Tra le sue opere più famose il Canadian Museum for Human Rights a Winnipeg, la Facoltà di architettura e urbanistica all’Università del New Mexico a Albuquerque, il Cornerstone Arts Center at Colorado College a Colorado Springs, il Rio Grande Nature Center ad Albuquerque, l’Arizona Science Center a Phoenix. Nel 2006 ha ricevuto la medaglia d’oro dell’American Institute of Architects. Era membro del Royal Institute of British Architects, Royal Architectural Institute of Canada e dell’American Academy in Rome.

Nato a Lebanon, nel Missouri, il 24 giugno 1936, dopo gli studi presso la University of New Mexico di Albuquerque (1957-61) e la Columbia University di New York (1961-62), Predock ha avviato la propria attività con sede ad Albuquerque e poi anche a Los Angeles. Ha elaborato un linguaggio progettuale ispirato alla tradizione indigena messicana, in cui trovano spazio anche suggestioni esoteriche e tecnologie avanzate.
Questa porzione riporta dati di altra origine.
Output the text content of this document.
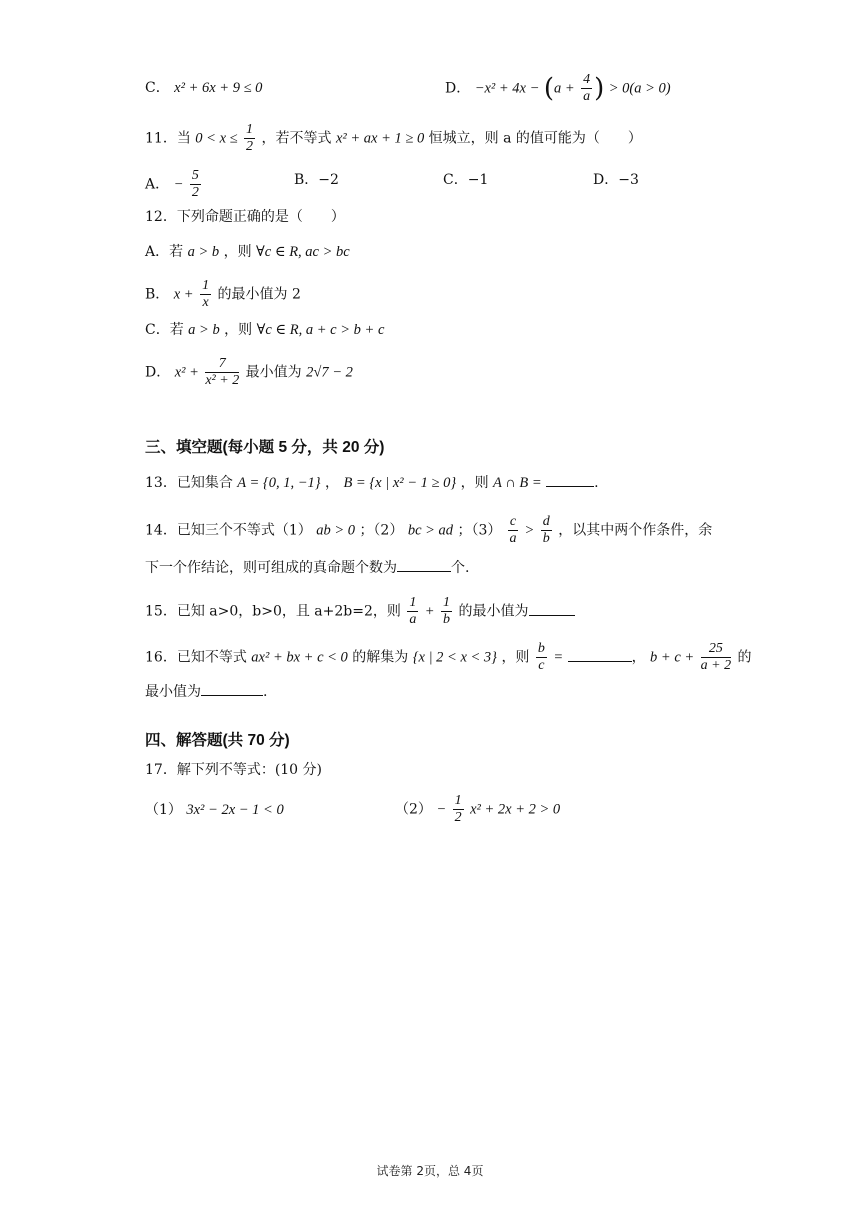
C． x² + 6x + 9 ≤ 0	D． $-x^2 + 4x - (a + \frac{4}{a}$ ) > 0(a > 0)
11．当 $0 < x \le \frac{1}{2}$ ，若不等式 x² + ax + 1 ≥ 0 恒城立，则 a 的值可能为（　　）
A． − $\frac{5}{2}$	B．−2	C．−1	D．−3
12．下列命题正确的是（　　）
A．若 a > b ，则 ∀c ∈ R, ac > bc
B． $x + \frac{1}{x}$ 的最小值为 2
C．若 a > b ，则 ∀c ∈ R, a + c > b + c
D． $x^2 + \frac{7}{\text{x² + 2}}$ 最小值为 2√7 − 2
三、填空题(每小题 5 分，共 20 分)
13．已知集合 A = {0, 1, −1} ， B = {x | x² − 1 ≥ 0} ，则 A ∩ B =	.
14．已知三个不等式（1） ab > 0 ；（2） bc > ad ；$(3) \frac{c}{a} > \frac{d}{b}$ ，以其中两个作条件，余
下一个作结论，则可组成的真命题个数为	个.
15．已知 a>0，b>0，且 a+2b=2，则 $\frac{1}{a} + \frac{1}{b}$ 的最小值为
16．已知不等式 ax² + bx + c < 0 的解集为 {x | 2 < x < 3} ，则 $\frac{b}{c}$ =	， $b + c + \frac{25}{a + 2}$ 的
最小值为	.
四、解答题(共 70 分)
17．解下列不等式：(10 分)
（1） 3x² − 2x − 1 < 0	$(2) - \frac{1}{2} x^2 + 2x + 2 > 0$
试卷第 2页，总 4页
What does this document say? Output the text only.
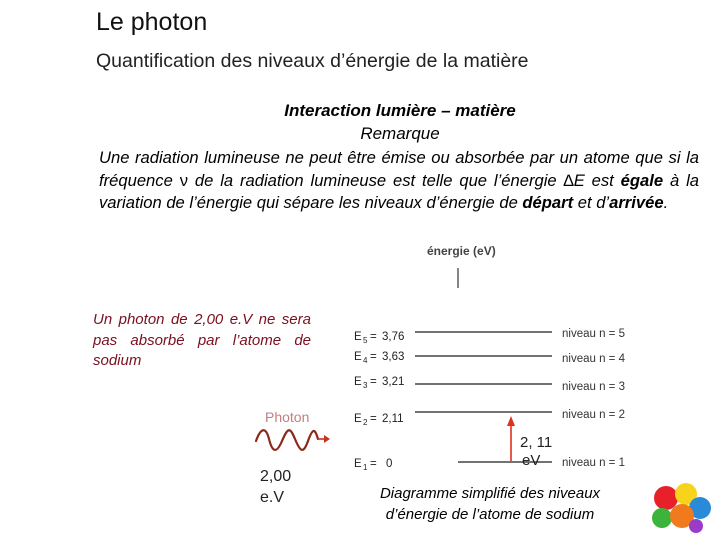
Le photon
Quantification des niveaux d’énergie de la matière
Interaction lumière – matière
Remarque
Une radiation lumineuse ne peut être émise ou absorbée par un atome que si la fréquence ν de la radiation lumineuse est telle que l’énergie ∆E est égale à la variation de l’énergie qui sépare les niveaux d’énergie de départ et d’arrivée.
Un photon de 2,00 e.V ne sera pas absorbé par l’atome de sodium
Photon
2,00
e.V
énergie (eV)
E 5 = 3,76	niveau n = 5
E 4 = 3,63	niveau n = 4
E 3 = 3,21	niveau n = 3
E 2 = 2,11	niveau n = 2
E 1 = 0	niveau n = 1
2, 11
eV
Diagramme simplifié des niveaux
d’énergie de l’atome de sodium
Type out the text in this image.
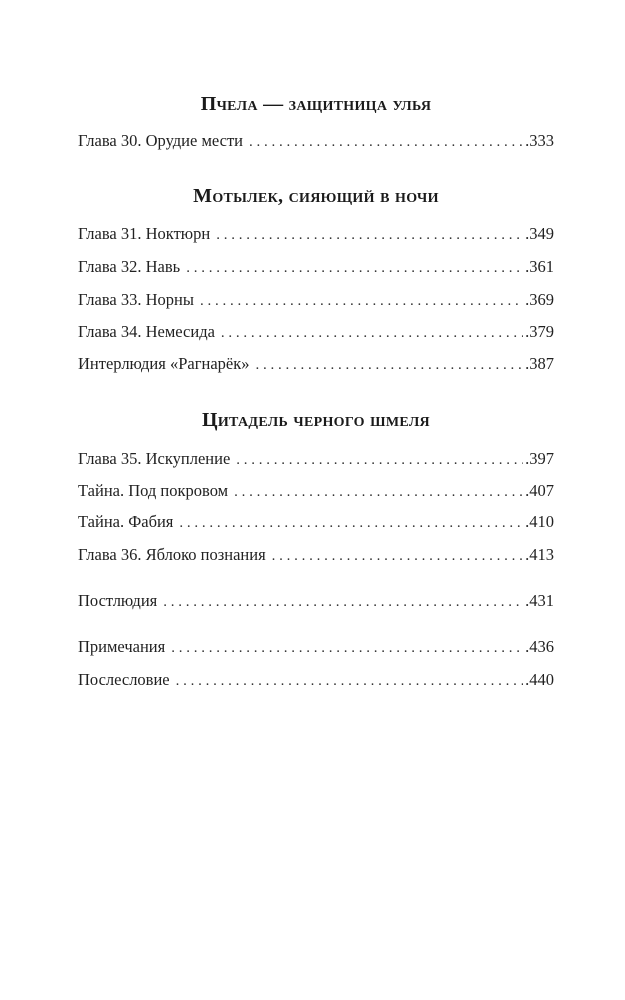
Пчела — защитница улья
Глава 30. Орудие мести . . .	.333
Мотылек, сияющий в ночи
Глава 31. Ноктюрн . . .	.349
Глава 32. Навь . . .	.361
Глава 33. Норны . . .	.369
Глава 34. Немесида . . .	.379
Интерлюдия «Рагнарёк» . . .	.387
Цитадель черного шмеля
Глава 35. Искупление . . .	.397
Тайна. Под покровом . . .	.407
Тайна. Фабия . . .	.410
Глава 36. Яблоко познания . . .	.413
Постлюдия . . .	.431
Примечания . . .	.436
Послесловие . . .	.440
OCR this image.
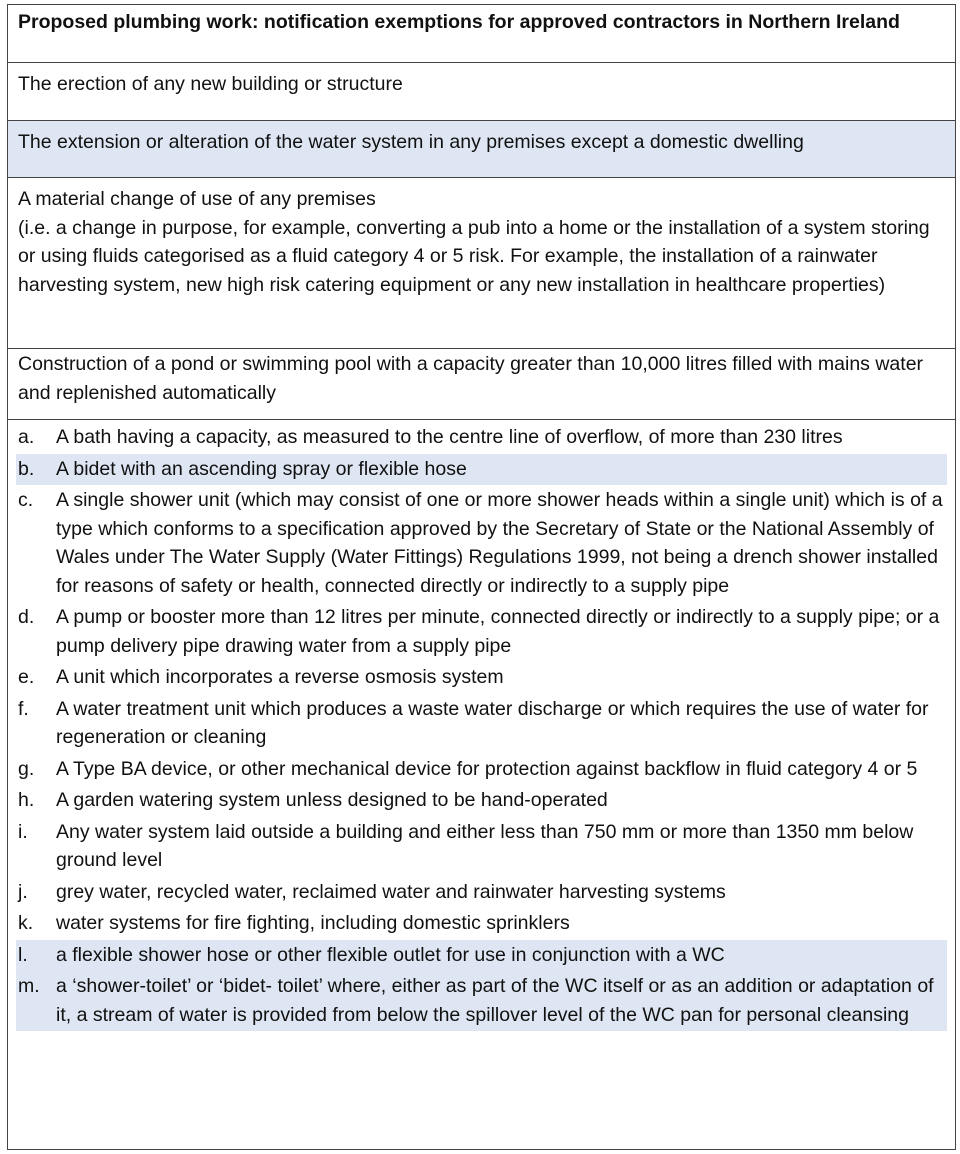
Proposed plumbing work: notification exemptions for approved contractors in Northern Ireland
The erection of any new building or structure
The extension or alteration of the water system in any premises except a domestic dwelling
A material change of use of any premises
(i.e. a change in purpose, for example, converting a pub into a home or the installation of a system storing or using fluids categorised as a fluid category 4 or 5 risk. For example, the installation of a rainwater harvesting system, new high risk catering equipment or any new installation in healthcare properties)
Construction of a pond or swimming pool with a capacity greater than 10,000 litres filled with mains water and replenished automatically
a.	A bath having a capacity, as measured to the centre line of overflow, of more than 230 litres
b.	A bidet with an ascending spray or flexible hose
c.	A single shower unit (which may consist of one or more shower heads within a single unit) which is of a type which conforms to a specification approved by the Secretary of State or the National Assembly of Wales under The Water Supply (Water Fittings) Regulations 1999, not being a drench shower installed for reasons of safety or health, connected directly or indirectly to a supply pipe
d.	A pump or booster more than 12 litres per minute, connected directly or indirectly to a supply pipe; or a pump delivery pipe drawing water from a supply pipe
e.	A unit which incorporates a reverse osmosis system
f.	A water treatment unit which produces a waste water discharge or which requires the use of water for regeneration or cleaning
g.	A Type BA device, or other mechanical device for protection against backflow in fluid category 4 or 5
h.	A garden watering system unless designed to be hand-operated
i.	Any water system laid outside a building and either less than 750 mm or more than 1350 mm below ground level
j.	grey water, recycled water, reclaimed water and rainwater harvesting systems
k.	water systems for fire fighting, including domestic sprinklers
l.	a flexible shower hose or other flexible outlet for use in conjunction with a WC
m. a ‘shower-toilet’ or ‘bidet- toilet’ where, either as part of the WC itself or as an addition or adaptation of it, a stream of water is provided from below the spillover level of the WC pan for personal cleansing
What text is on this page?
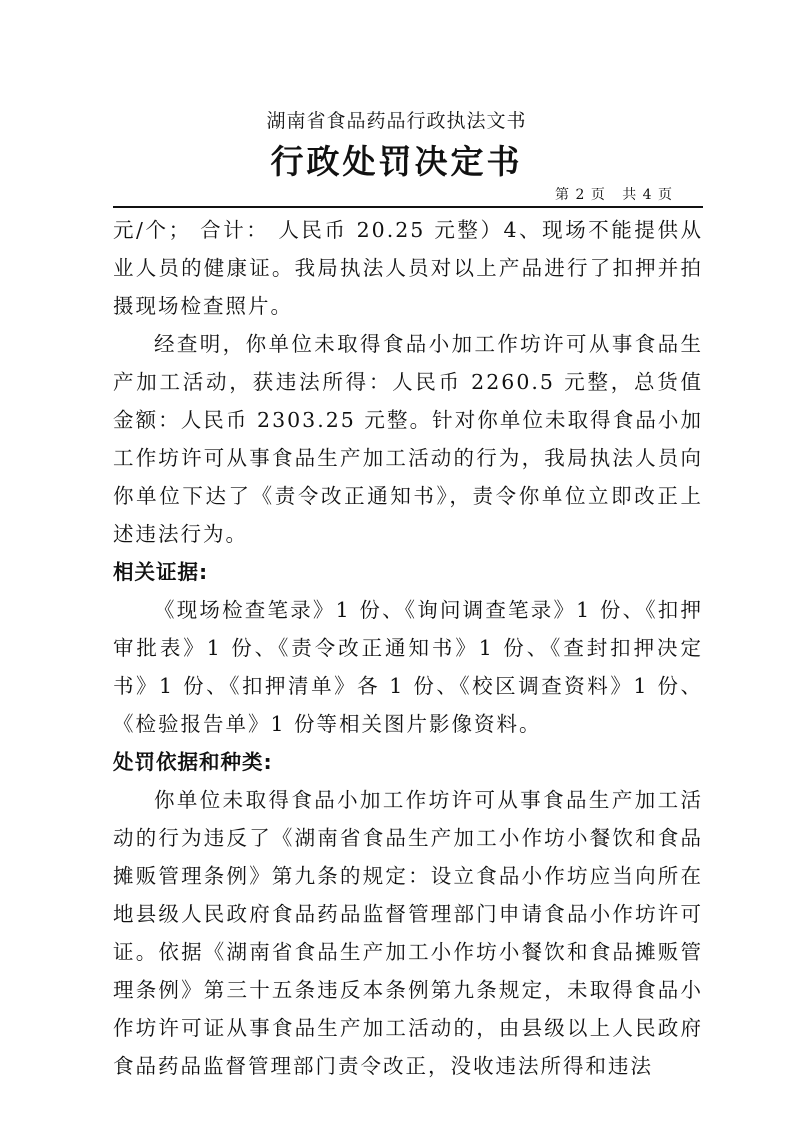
湖南省食品药品行政执法文书
行政处罚决定书
第 2 页   共 4 页

元/个； 合计： 人民币 20.25 元整）4、现场不能提供从业人员的健康证。我局执法人员对以上产品进行了扣押并拍摄现场检查照片。

经查明，你单位未取得食品小加工作坊许可从事食品生产加工活动，获违法所得：人民币 2260.5 元整，总货值金额：人民币 2303.25 元整。针对你单位未取得食品小加工作坊许可从事食品生产加工活动的行为，我局执法人员向你单位下达了《责令改正通知书》，责令你单位立即改正上述违法行为。

相关证据:

《现场检查笔录》1 份、《询问调查笔录》1 份、《扣押审批表》1 份、《责令改正通知书》1 份、《查封扣押决定书》1 份、《扣押清单》各 1 份、《校区调查资料》1 份、《检验报告单》1 份等相关图片影像资料。

处罚依据和种类:

你单位未取得食品小加工作坊许可从事食品生产加工活动的行为违反了《湖南省食品生产加工小作坊小餐饮和食品摊贩管理条例》第九条的规定：设立食品小作坊应当向所在地县级人民政府食品药品监督管理部门申请食品小作坊许可证。依据《湖南省食品生产加工小作坊小餐饮和食品摊贩管理条例》第三十五条违反本条例第九条规定，未取得食品小作坊许可证从事食品生产加工活动的，由县级以上人民政府食品药品监督管理部门责令改正，没收违法所得和违法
Predock si è distinto per una personale interpretazione del moderno, filtrato attraverso le tradizioni dell’edilizia locale. Le sue realizzazioni acquistano pertanto un carattere regionalista che le radica in particolar modo nel contesto desertico dell’Arizona e del Nuovo Messico, i due Stati che hanno accolto gran parte della sua prima produzione. Tra le numerose architetture realizzate si distinguono: nel Nuovo Messico, la Mesa Public Library a Los Alamos e lo Spencer Theater for the Performing Arts a Ruidoso; in Arizona, il Nelson Fine Arts Center dell’Arizona State University a Tempe, l’Arizona Science Center a Phoenix e la Ventana Vista elementary School a Tucson; nel Nevada, il complesso con biblioteca e Children’s Museum a Las Vegas; nel Wyoming l’American Heritage Center e l’Art Museum a Laramie; in Florida, il Museum of Science and Industry a Tampa; in California, il complesso con aule e laboratori della California Polytechnic State University a Pomona; la Civic Arts Plaza e il Performing Arts Center a Thousand Oaks; il Social Sciences and Humanities Building della University of California a Davis; nel Minnesota, il Gateway Center and Plaza della University of Minnesota a Minneapolis; in Texas, la Austin City Hall and Public Plaza ad Austin; in Wisconsin, l’Indian Community School a Milwaukee; in Illinois, il Doudna Fine Arts Center a Charleston.